Our work in Liberia

The fragile economy of Liberia, devastated by the civil war, could not recover due to the Ebola crisis. 500,000 children are no longer going to school and another 500,000 are at risk of dropping out soon. Moreover, only 36% of girls can read compared to 63% for boys. Therefore, it is urgent to improve the situation in the country where gender equality is the lowest in the world (UNDP, 2015).


Our projects

Street Child Switzerland has been working together with its local sister organization Street Child of Liberia (SCoL) since 2013. We manage various projects with the common goal of making education accessible to everyone. We started first in Monrovia, and then expanded our actions to remote areas such as Maryland County, one of the poorest regions in the country.

Liberia quality education

Quality education

Since September 2016, Street Child of Liberia has been working with the Liberian Ministry of Education to improve education quality in government schools. Street Child's plan is based on 4 axes: school management, teacher training, the attendance of teachers and pupils and parents' involvement in the learning process.

Street Child of Liberia also started a new accelerated learning program in February 2017. 750 children aged 8 to 12 participated for a period of 6 months. The aim of this program is to successfully bring these children back to a government school.

Education Liberia

child protection

Street Child provides psychosocial support to street-bound children to make sure that these children don’t have to fend for themselves anymore. Our social workers look for a relative or a foster family who can take care of them. 

Street Child supports these children through school fairs and the distribution of school materials such as uniforms, books, shoes and bags. Then, the social workers regularly visit schools to check the attendance and progress of the children.

During the Ebola crisis, Street Child social workers provided support to traumatized orphans and implemented the so-called "Streetcorner education" to street children.

 

Families in Liberia

Families

We support families through the Family Business Scheme for a long term impact. They receive a scholarship and training to set up and run a business. The aim of this program is to see parents/caregivers cover the costs of education themselves thanks to their business profit. 

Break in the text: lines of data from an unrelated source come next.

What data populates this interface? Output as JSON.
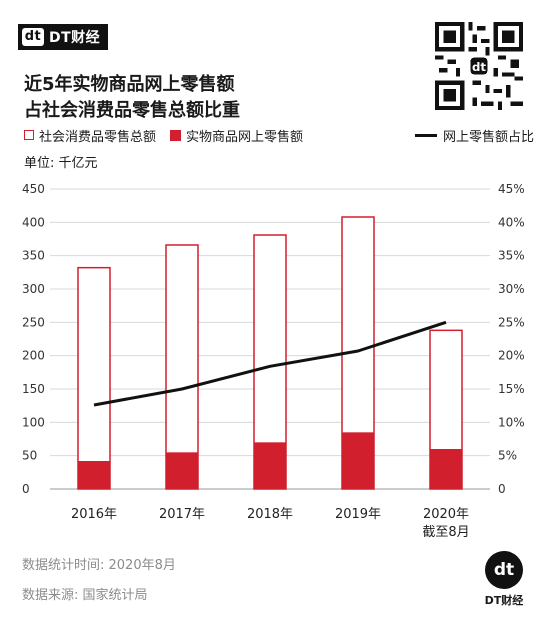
{
  "header": {
    "brand": "DT财经",
    "brand_mark": "dt",
    "qr_icon": "qr-code-icon"
  },
  "title": {
    "line1": "近5年实物商品网上零售额",
    "line2": "占社会消费品零售总额比重"
  },
  "legend": {
    "total": "社会消费品零售总额",
    "online": "实物商品网上零售额",
    "ratio": "网上零售额占比"
  },
  "unit": "单位: 千亿元",
  "colors": {
    "accent": "#d21f2e",
    "line": "#111111",
    "grid": "#d9d9d9"
  },
  "chart_data": {
    "type": "bar",
    "categories": [
      "2016年",
      "2017年",
      "2018年",
      "2019年",
      "2020年\n截至8月"
    ],
    "series": [
      {
        "name": "社会消费品零售总额",
        "type": "bar",
        "style": "outline",
        "values": [
          332,
          366,
          381,
          408,
          238
        ]
      },
      {
        "name": "实物商品网上零售额",
        "type": "bar",
        "style": "filled",
        "values": [
          42,
          55,
          70,
          85,
          60
        ]
      },
      {
        "name": "网上零售额占比",
        "type": "line",
        "axis": "right",
        "values": [
          12.6,
          15.0,
          18.4,
          20.7,
          25.0
        ]
      }
    ],
    "y_left": {
      "min": 0,
      "max": 450,
      "ticks": [
        "0",
        "50",
        "100",
        "150",
        "200",
        "250",
        "300",
        "350",
        "400",
        "450"
      ]
    },
    "y_right": {
      "min": 0,
      "max": 45,
      "ticks": [
        "0",
        "5%",
        "10%",
        "15%",
        "20%",
        "25%",
        "30%",
        "35%",
        "40%",
        "45%"
      ]
    },
    "grid": true,
    "legend_position": "top"
  },
  "footer": {
    "time": "数据统计时间: 2020年8月",
    "source": "数据来源: 国家统计局"
  }
}
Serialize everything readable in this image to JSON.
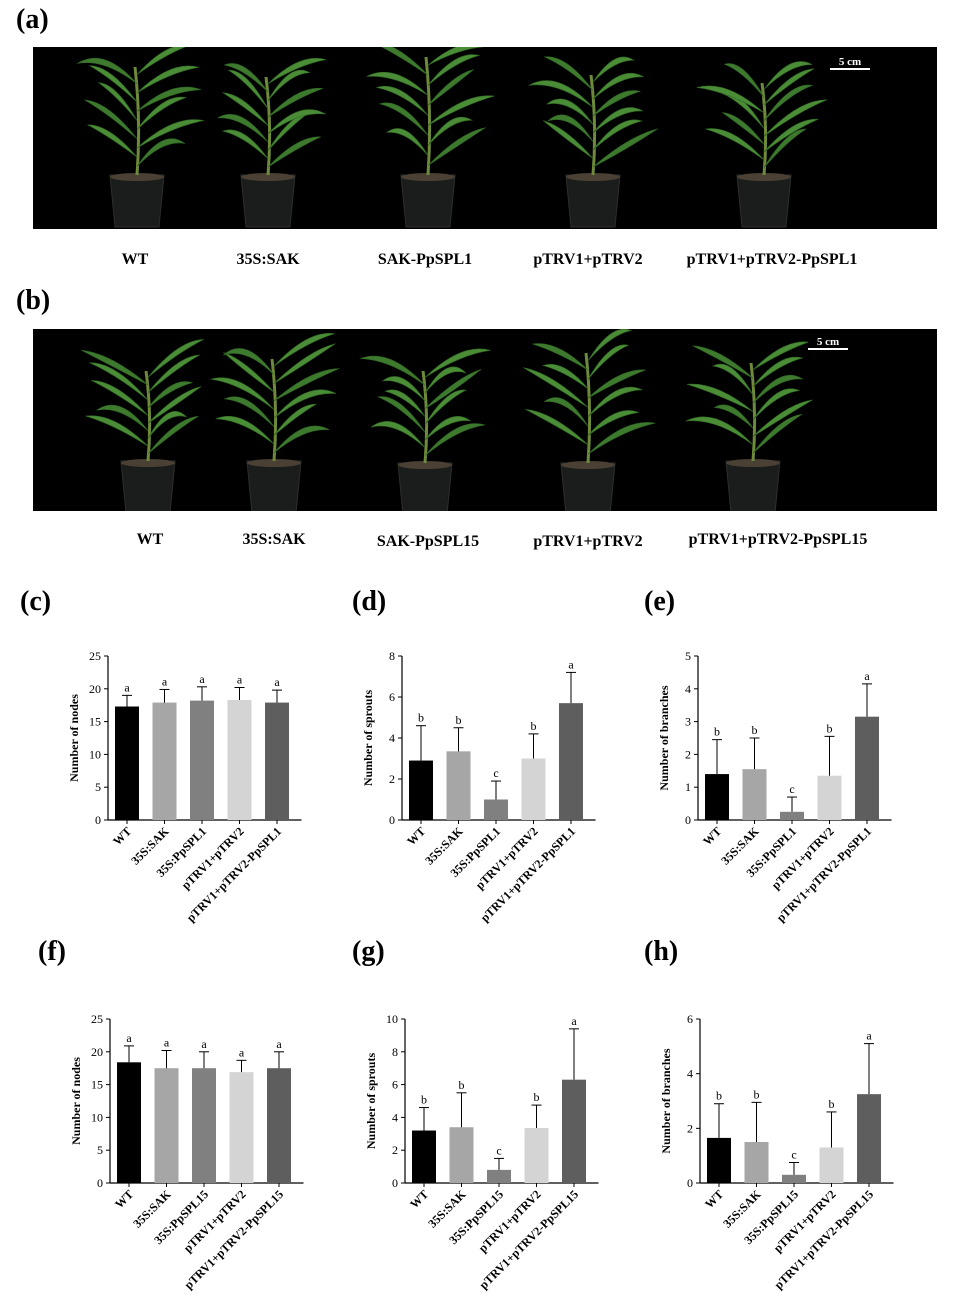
{
  "panels": {
    "a": {
      "letter": "(a)",
      "scale_label": "5 cm",
      "plant_labels": [
        "WT",
        "35S:SAK",
        "SAK-PpSPL1",
        "pTRV1+pTRV2",
        "pTRV1+pTRV2-PpSPL1"
      ]
    },
    "b": {
      "letter": "(b)",
      "scale_label": "5 cm",
      "plant_labels": [
        "WT",
        "35S:SAK",
        "SAK-PpSPL15",
        "pTRV1+pTRV2",
        "pTRV1+pTRV2-PpSPL15"
      ]
    }
  },
  "bar_colors": [
    "#000000",
    "#a6a6a6",
    "#808080",
    "#d4d4d4",
    "#5e5e5e"
  ],
  "chart_data": [
    {
      "letter": "(c)",
      "type": "bar",
      "ylabel": "Number of nodes",
      "ylim": [
        0,
        25
      ],
      "yticks": [
        0,
        5,
        10,
        15,
        20,
        25
      ],
      "categories": [
        "WT",
        "35S:SAK",
        "35S:PpSPL1",
        "pTRV1+pTRV2",
        "pTRV1+pTRV2-PpSPL1"
      ],
      "values": [
        17.3,
        17.9,
        18.2,
        18.3,
        17.9
      ],
      "errors": [
        1.7,
        2.0,
        2.1,
        1.9,
        1.9
      ],
      "letters": [
        "a",
        "a",
        "a",
        "a",
        "a"
      ]
    },
    {
      "letter": "(d)",
      "type": "bar",
      "ylabel": "Number of sprouts",
      "ylim": [
        0,
        8
      ],
      "yticks": [
        0,
        2,
        4,
        6,
        8
      ],
      "categories": [
        "WT",
        "35S:SAK",
        "35S:PpSPL1",
        "pTRV1+pTRV2",
        "pTRV1+pTRV2-PpSPL1"
      ],
      "values": [
        2.9,
        3.35,
        1.0,
        3.0,
        5.7
      ],
      "errors": [
        1.7,
        1.15,
        0.9,
        1.2,
        1.5
      ],
      "letters": [
        "b",
        "b",
        "c",
        "b",
        "a"
      ]
    },
    {
      "letter": "(e)",
      "type": "bar",
      "ylabel": "Number of branches",
      "ylim": [
        0,
        5
      ],
      "yticks": [
        0,
        1,
        2,
        3,
        4,
        5
      ],
      "categories": [
        "WT",
        "35S:SAK",
        "35S:PpSPL1",
        "pTRV1+pTRV2",
        "pTRV1+pTRV2-PpSPL1"
      ],
      "values": [
        1.4,
        1.55,
        0.25,
        1.35,
        3.15
      ],
      "errors": [
        1.05,
        0.95,
        0.45,
        1.2,
        1.0
      ],
      "letters": [
        "b",
        "b",
        "c",
        "b",
        "a"
      ]
    },
    {
      "letter": "(f)",
      "type": "bar",
      "ylabel": "Number of nodes",
      "ylim": [
        0,
        25
      ],
      "yticks": [
        0,
        5,
        10,
        15,
        20,
        25
      ],
      "categories": [
        "WT",
        "35S:SAK",
        "35S:PpSPL15",
        "pTRV1+pTRV2",
        "pTRV1+pTRV2-PpSPL15"
      ],
      "values": [
        18.4,
        17.5,
        17.5,
        16.9,
        17.5
      ],
      "errors": [
        2.5,
        2.7,
        2.5,
        1.8,
        2.5
      ],
      "letters": [
        "a",
        "a",
        "a",
        "a",
        "a"
      ]
    },
    {
      "letter": "(g)",
      "type": "bar",
      "ylabel": "Number of sprouts",
      "ylim": [
        0,
        10
      ],
      "yticks": [
        0,
        2,
        4,
        6,
        8,
        10
      ],
      "categories": [
        "WT",
        "35S:SAK",
        "35S:PpSPL15",
        "pTRV1+pTRV2",
        "pTRV1+pTRV2-PpSPL15"
      ],
      "values": [
        3.2,
        3.4,
        0.8,
        3.35,
        6.3
      ],
      "errors": [
        1.4,
        2.1,
        0.7,
        1.4,
        3.1
      ],
      "letters": [
        "b",
        "b",
        "c",
        "b",
        "a"
      ]
    },
    {
      "letter": "(h)",
      "type": "bar",
      "ylabel": "Number of branches",
      "ylim": [
        0,
        6
      ],
      "yticks": [
        0,
        2,
        4,
        6
      ],
      "categories": [
        "WT",
        "35S:SAK",
        "35S:PpSPL15",
        "pTRV1+pTRV2",
        "pTRV1+pTRV2-PpSPL15"
      ],
      "values": [
        1.65,
        1.5,
        0.3,
        1.3,
        3.25
      ],
      "errors": [
        1.25,
        1.45,
        0.45,
        1.3,
        1.85
      ],
      "letters": [
        "b",
        "b",
        "c",
        "b",
        "a"
      ]
    }
  ]
}
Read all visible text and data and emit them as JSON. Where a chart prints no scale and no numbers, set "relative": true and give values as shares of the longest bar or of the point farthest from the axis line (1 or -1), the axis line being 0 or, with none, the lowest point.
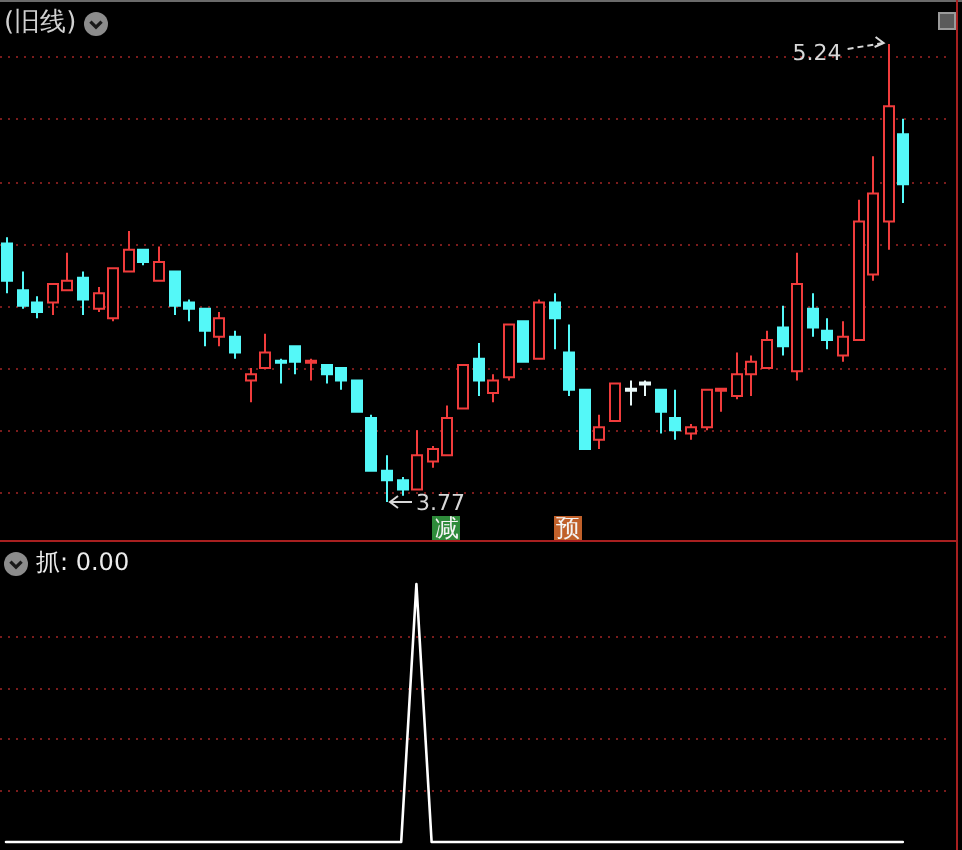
{
  "chart_data": [
    {
      "type": "candlestick",
      "title": "(旧线)",
      "categories": [
        null,
        null,
        null,
        null,
        null,
        null,
        null,
        null,
        null,
        null,
        null,
        null,
        null,
        null,
        null,
        null,
        null,
        null,
        null,
        null,
        null,
        null,
        null,
        null,
        null,
        null,
        null,
        null,
        null,
        "减",
        null,
        null,
        null,
        null,
        null,
        null,
        null,
        "预",
        null,
        null,
        null,
        null,
        null,
        null,
        null,
        null,
        null,
        null,
        null,
        null,
        null,
        null,
        null,
        null,
        null,
        null,
        null,
        null,
        null,
        null
      ],
      "ohlc": [
        [
          4.6,
          4.62,
          4.44,
          4.48
        ],
        [
          4.45,
          4.51,
          4.39,
          4.4
        ],
        [
          4.41,
          4.43,
          4.36,
          4.38
        ],
        [
          4.41,
          4.47,
          4.37,
          4.47
        ],
        [
          4.45,
          4.57,
          4.45,
          4.48
        ],
        [
          4.49,
          4.51,
          4.37,
          4.42
        ],
        [
          4.39,
          4.46,
          4.38,
          4.44
        ],
        [
          4.36,
          4.52,
          4.35,
          4.52
        ],
        [
          4.51,
          4.64,
          4.51,
          4.58
        ],
        [
          4.58,
          4.58,
          4.53,
          4.54
        ],
        [
          4.48,
          4.59,
          4.48,
          4.54
        ],
        [
          4.51,
          4.51,
          4.37,
          4.4
        ],
        [
          4.41,
          4.42,
          4.35,
          4.39
        ],
        [
          4.39,
          4.39,
          4.27,
          4.32
        ],
        [
          4.3,
          4.38,
          4.27,
          4.36
        ],
        [
          4.3,
          4.32,
          4.23,
          4.25
        ],
        [
          4.16,
          4.2,
          4.09,
          4.18
        ],
        [
          4.2,
          4.31,
          4.2,
          4.25
        ],
        [
          4.22,
          4.23,
          4.15,
          4.22
        ],
        [
          4.27,
          4.27,
          4.18,
          4.22
        ],
        [
          4.22,
          4.23,
          4.16,
          4.22
        ],
        [
          4.21,
          4.21,
          4.15,
          4.18
        ],
        [
          4.2,
          4.2,
          4.13,
          4.16
        ],
        [
          4.16,
          4.16,
          4.06,
          4.06
        ],
        [
          4.04,
          4.05,
          3.87,
          3.87
        ],
        [
          3.87,
          3.92,
          3.77,
          3.84
        ],
        [
          3.84,
          3.85,
          3.79,
          3.81
        ],
        [
          3.81,
          4.0,
          3.81,
          3.92
        ],
        [
          3.9,
          3.95,
          3.88,
          3.94
        ],
        [
          3.92,
          4.08,
          3.92,
          4.04
        ],
        [
          4.07,
          4.21,
          4.07,
          4.21
        ],
        [
          4.23,
          4.28,
          4.11,
          4.16
        ],
        [
          4.12,
          4.18,
          4.09,
          4.16
        ],
        [
          4.17,
          4.34,
          4.16,
          4.34
        ],
        [
          4.35,
          4.35,
          4.22,
          4.22
        ],
        [
          4.23,
          4.42,
          4.23,
          4.41
        ],
        [
          4.41,
          4.44,
          4.26,
          4.36
        ],
        [
          4.25,
          4.34,
          4.11,
          4.13
        ],
        [
          4.13,
          4.13,
          3.94,
          3.94
        ],
        [
          3.97,
          4.05,
          3.94,
          4.01
        ],
        [
          4.03,
          4.15,
          4.03,
          4.15
        ],
        [
          4.13,
          4.16,
          4.08,
          4.13
        ],
        [
          4.15,
          4.16,
          4.11,
          4.15
        ],
        [
          4.13,
          4.13,
          3.99,
          4.06
        ],
        [
          4.04,
          4.13,
          3.97,
          4.0
        ],
        [
          3.99,
          4.02,
          3.97,
          4.01
        ],
        [
          4.01,
          4.13,
          4.0,
          4.13
        ],
        [
          4.13,
          4.13,
          4.06,
          4.13
        ],
        [
          4.11,
          4.25,
          4.1,
          4.18
        ],
        [
          4.18,
          4.24,
          4.11,
          4.22
        ],
        [
          4.2,
          4.32,
          4.2,
          4.29
        ],
        [
          4.33,
          4.4,
          4.24,
          4.27
        ],
        [
          4.19,
          4.57,
          4.16,
          4.47
        ],
        [
          4.39,
          4.44,
          4.3,
          4.33
        ],
        [
          4.32,
          4.36,
          4.26,
          4.29
        ],
        [
          4.24,
          4.35,
          4.22,
          4.3
        ],
        [
          4.29,
          4.74,
          4.29,
          4.67
        ],
        [
          4.5,
          4.88,
          4.48,
          4.76
        ],
        [
          4.67,
          5.24,
          4.58,
          5.04
        ],
        [
          4.95,
          5.0,
          4.73,
          4.79
        ]
      ],
      "colors": [
        "#54f8f8",
        "#54f8f8",
        "#54f8f8",
        "#f03c3c",
        "#f03c3c",
        "#54f8f8",
        "#f03c3c",
        "#f03c3c",
        "#f03c3c",
        "#54f8f8",
        "#f03c3c",
        "#54f8f8",
        "#54f8f8",
        "#54f8f8",
        "#f03c3c",
        "#54f8f8",
        "#f03c3c",
        "#f03c3c",
        "#54f8f8",
        "#54f8f8",
        "#f03c3c",
        "#54f8f8",
        "#54f8f8",
        "#54f8f8",
        "#54f8f8",
        "#54f8f8",
        "#54f8f8",
        "#f03c3c",
        "#f03c3c",
        "#f03c3c",
        "#f03c3c",
        "#54f8f8",
        "#f03c3c",
        "#f03c3c",
        "#54f8f8",
        "#f03c3c",
        "#54f8f8",
        "#54f8f8",
        "#54f8f8",
        "#f03c3c",
        "#f03c3c",
        "#e8f8f8",
        "#e8f8f8",
        "#54f8f8",
        "#54f8f8",
        "#f03c3c",
        "#f03c3c",
        "#f03c3c",
        "#f03c3c",
        "#f03c3c",
        "#f03c3c",
        "#54f8f8",
        "#f03c3c",
        "#54f8f8",
        "#54f8f8",
        "#f03c3c",
        "#f03c3c",
        "#f03c3c",
        "#f03c3c",
        "#54f8f8"
      ],
      "annotations": [
        "5.24",
        "3.77"
      ],
      "yticks": [
        {
          "value": 3.8,
          "label": null
        },
        {
          "value": 4.0,
          "label": null
        },
        {
          "value": 4.2,
          "label": null
        },
        {
          "value": 4.4,
          "label": null
        },
        {
          "value": 4.6,
          "label": null
        },
        {
          "value": 4.8,
          "label": null
        },
        {
          "value": 5.0,
          "label": null
        },
        {
          "value": 5.2,
          "label": null
        }
      ],
      "grid": "y",
      "tick_labels": "x"
    },
    {
      "type": "line",
      "title": "抓: 0.00",
      "categories": [
        null,
        null,
        null,
        null,
        null,
        null,
        null,
        null,
        null,
        null,
        null,
        null,
        null,
        null,
        null,
        null,
        null,
        null,
        null,
        null,
        null,
        null,
        null,
        null,
        null,
        null,
        null,
        null,
        null,
        null,
        null,
        null,
        null,
        null,
        null,
        null,
        null,
        null,
        null,
        null,
        null,
        null,
        null,
        null,
        null,
        null,
        null,
        null,
        null,
        null,
        null,
        null,
        null,
        null,
        null,
        null,
        null,
        null,
        null,
        null
      ],
      "values": [
        0,
        0,
        0,
        0,
        0,
        0,
        0,
        0,
        0,
        0,
        0,
        0,
        0,
        0,
        0,
        0,
        0,
        0,
        0,
        0,
        0,
        0,
        0,
        0,
        0,
        0,
        0,
        1,
        0,
        0,
        0,
        0,
        0,
        0,
        0,
        0,
        0,
        0,
        0,
        0,
        0,
        0,
        0,
        0,
        0,
        0,
        0,
        0,
        0,
        0,
        0,
        0,
        0,
        0,
        0,
        0,
        0,
        0,
        0,
        0
      ],
      "color": "#ffffff",
      "relative": true,
      "tick_labels": false,
      "ref_lines": [
        {
          "axis": "y",
          "value": 0.2,
          "color": "#7a1c1c",
          "line_style": "dotted"
        },
        {
          "axis": "y",
          "value": 0.4,
          "color": "#7a1c1c",
          "line_style": "dotted"
        },
        {
          "axis": "y",
          "value": 0.6,
          "color": "#7a1c1c",
          "line_style": "dotted"
        },
        {
          "axis": "y",
          "value": 0.8,
          "color": "#7a1c1c",
          "line_style": "dotted"
        }
      ]
    }
  ]
}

In July 2016, a specialized Street Child research team interviewed more than a thousand young women about the obstacles to education. Teenage pregnancy, early marriages and cultural beliefs were mentioned, but the biggest obstacle turned out to be poverty. In 2016, Street Child of Liberia started a three-year program for a thousand girls and their families in Montserrado, Grand Capa Mount and Margibi.


Teacher in Africa

BENEDICT, THE TEACHER COMMITTED TO TRANSFORMING LIVES

Benedict was a volunteer teacher at Borlorla School for over seven years despite a three-hour journey to school every day.

Street Child began helping the school in 2016, giving teachers like Benedict extra training and supporting them onto government payroll. Street Child’s involvement in the school has been so successful so far, that attendance has skyrocketed from one hundred and fifty students to over four hundred, despite the one to two-hour average walk for most children! To help with this huge increase in students, Street Child is now working closely with the community to build extra classrooms and provide learning materials. 

Social worker in Africa

ESTHER, THE SOCIAL WORKER CHAMPIONING GIRLS' EDUCATION

'I want to help other mothers, to be a role model. Working with these girls, I found my passion for social work.'

Street Child social worker and mother of two Esther Harris works with mothers and girls to help give them a chance to go to school. Esther has overcome the challenges life has thrown at her, including having to drop out of school for a short amount of time because of poverty, and is helping to open up opportunities for other mothers to not only better their own lives, but also their children’s.